Friends and Family stage investments normally come with no strings attached, the entrepreneur gets to do whatever based on trust. Free rein, but often that source is insufficient over the course of time. Once you take outside arm’s length angel investments, your new shareholders are part owners of your business, legally, and will rightfully require some involvement to protect their investments. These are not charitable donations, and you are no longer King. Knowing you are going to get oversight – whether you want it or not – it’s best to organize for maximum company benefit. Quality investors who share your vision and are on same side of table as you are a great accelerant. Internal conflicts with investors are as bad or worse than with employees. So yes, it’s definitely worth the effort. (By the way, the Alliance of Angels is a great place to find smart investors who bring valuable experience in a wide range of industries and skillsets. You can learn more at www.allianceofangels.com )
What kind of tactical help during the natural cycle of growth of a startup can an entrepreneur expect from Smart Investors?
Lots. Your formal board of directors is charged with governance and strategy. However your smart investors can supplement the board in many ways, i.e. introductions to potential customers, supplier recommendations, advice on fundraising, providing industry insights, pressure testing your strategies and many more depending on your company’s needs.
I’m a big fan of advisory boards, a less formal structure of tactical helpers, which may change over the course based on need. Most angels are happy to serve in this capacity. Your job as an entrepreneur is to cultivate these advisory relationships (whether formalized on an advisory board or just an occasional contact for advice) and call on them when you have a challenge.
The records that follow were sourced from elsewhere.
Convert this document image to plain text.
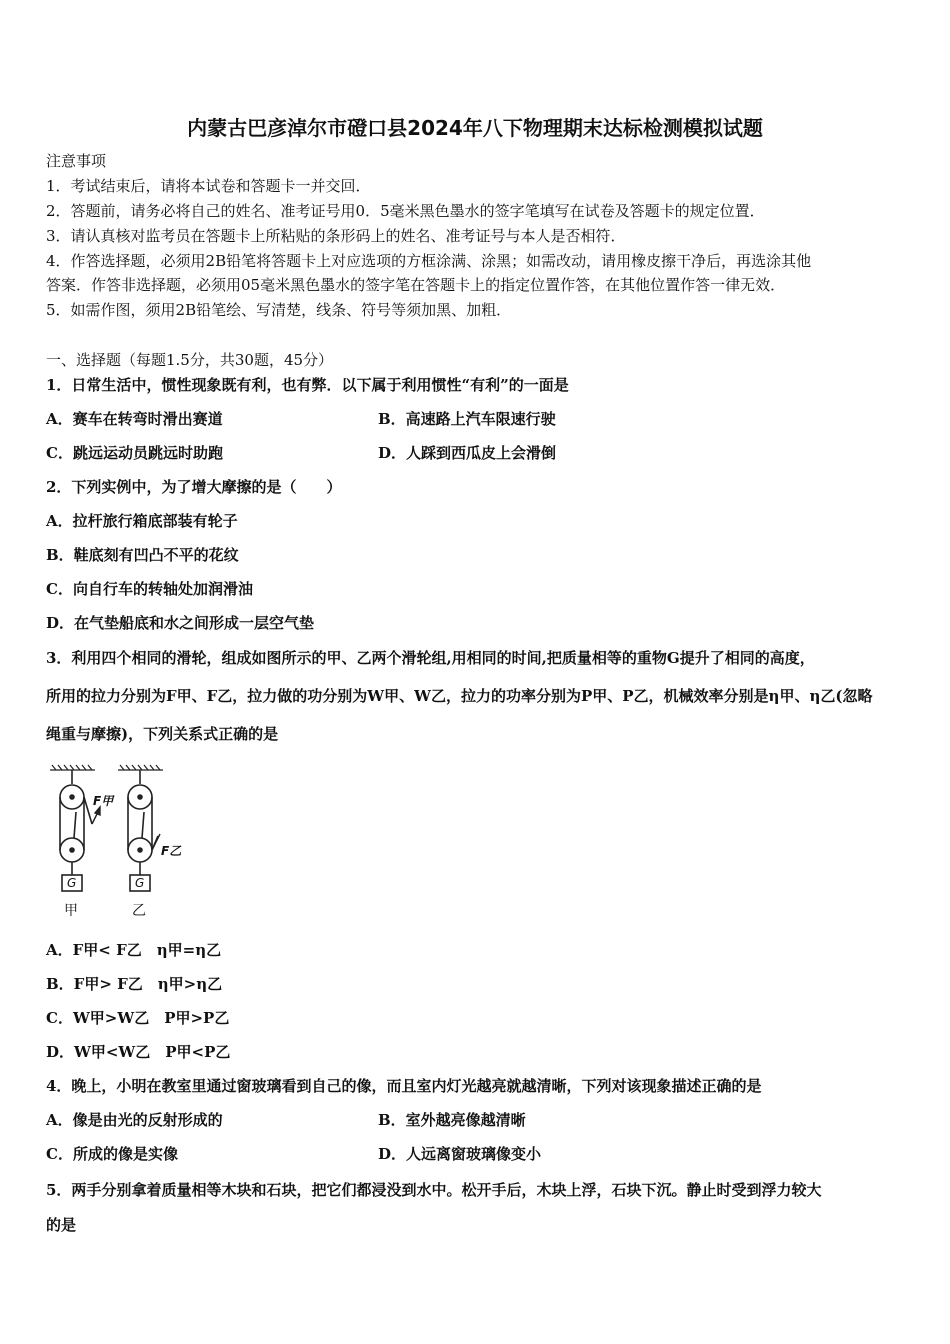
内蒙古巴彦淖尔市磴口县2024年八下物理期末达标检测模拟试题
注意事项
1．考试结束后，请将本试卷和答题卡一并交回．
2．答题前，请务必将自己的姓名、准考证号用0．5毫米黑色墨水的签字笔填写在试卷及答题卡的规定位置．
3．请认真核对监考员在答题卡上所粘贴的条形码上的姓名、准考证号与本人是否相符．
4．作答选择题，必须用2B铅笔将答题卡上对应选项的方框涂满、涂黑；如需改动，请用橡皮擦干净后，再选涂其他
答案．作答非选择题，必须用05毫米黑色墨水的签字笔在答题卡上的指定位置作答，在其他位置作答一律无效．
5．如需作图，须用2B铅笔绘、写清楚，线条、符号等须加黑、加粗．
一、选择题（每题1.5分，共30题，45分）
1．日常生活中，惯性现象既有利，也有弊．以下属于利用惯性“有利”的一面是
A．赛车在转弯时滑出赛道	B．高速路上汽车限速行驶
C．跳远运动员跳远时助跑	D．人踩到西瓜皮上会滑倒
2．下列实例中，为了增大摩擦的是（　　）
A．拉杆旅行箱底部装有轮子
B．鞋底刻有凹凸不平的花纹
C．向自行车的转轴处加润滑油
D．在气垫船底和水之间形成一层空气垫
3．利用四个相同的滑轮，组成如图所示的甲、乙两个滑轮组,用相同的时间,把质量相等的重物G提升了相同的高度，
所用的拉力分别为F甲、F乙，拉力做的功分别为W甲、W乙，拉力的功率分别为P甲、P乙，机械效率分别是η甲、η乙(忽略
绳重与摩擦)，下列关系式正确的是
F甲
F乙
G	G
甲	乙
A．F甲< F乙　η甲=η乙
B．F甲> F乙　η甲>η乙
C．W甲>W乙　P甲>P乙
D．W甲<W乙　P甲<P乙
4．晚上，小明在教室里通过窗玻璃看到自己的像，而且室内灯光越亮就越清晰，下列对该现象描述正确的是
A．像是由光的反射形成的	B．室外越亮像越清晰
C．所成的像是实像	D．人远离窗玻璃像变小
5．两手分别拿着质量相等木块和石块，把它们都浸没到水中。松开手后，木块上浮，石块下沉。静止时受到浮力较大
的是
You can probably figure out many things yourself but you certainly won’t get it all right on your own. It’s great to have a bench of experience who have already been there, especially when they are your biggest boosters.
Do you have any additional advice on this subject for first-time entrepreneurs?
Most first time entrepreneurs tend to be tinkerers or hackers. Brilliant energetic people, maybe pigeonholed in larger corporate structures and now breaking out with a wonderful new idea. Unfortunately, their understanding of the broader business world is often limited due to their previous experiences.
Some examples of blind spots for first-time entrepreneurs: their depth of operating skills beyond product development might be lacking, they may not understand how finance really works, they may have never built a quality compliant product that needs to perform perfectly every time, or they may not know how to properly hire staff within current regulations. And the big one which is a really common failure point – especially for first-time tech entrepreneurs – is not having team members and advisors with actual deep experience selling products/services to your industry. Customers won’t just show up on their own and make a fast decision as you might hope. First-time entrepreneurs often understatement the time and challenges involved in selling – and then run out of money because of that glaring blind spot. Please don’t underestimate this point!
So it’s pretty much impossible for first-time entrepreneurs to have the experience needed to succeed in all these areas. Most of this is simply beyond what you’ve seen before. It takes more than one discipline to build and operate a successful company. So for the first-time entrepreneur, you need to recognize that you will need a team with diverse skills to make your business succeed end to end. Lean on your board and smart investors here for guidance and seek their help interviewing talent when it’s an area that you are not experienced in.
Any last thoughts? Something our entrepreneur friends should take away from this conversation- in a few sentences.
Angel investors can and should bring more than money. Get to know them and their backgrounds – not just their checkbooks. Ask them who they know and how else they can help. As your business evolves and needs to grow, keep asking. We’re all in this together…a greater long-term success is in everyone’s best interest!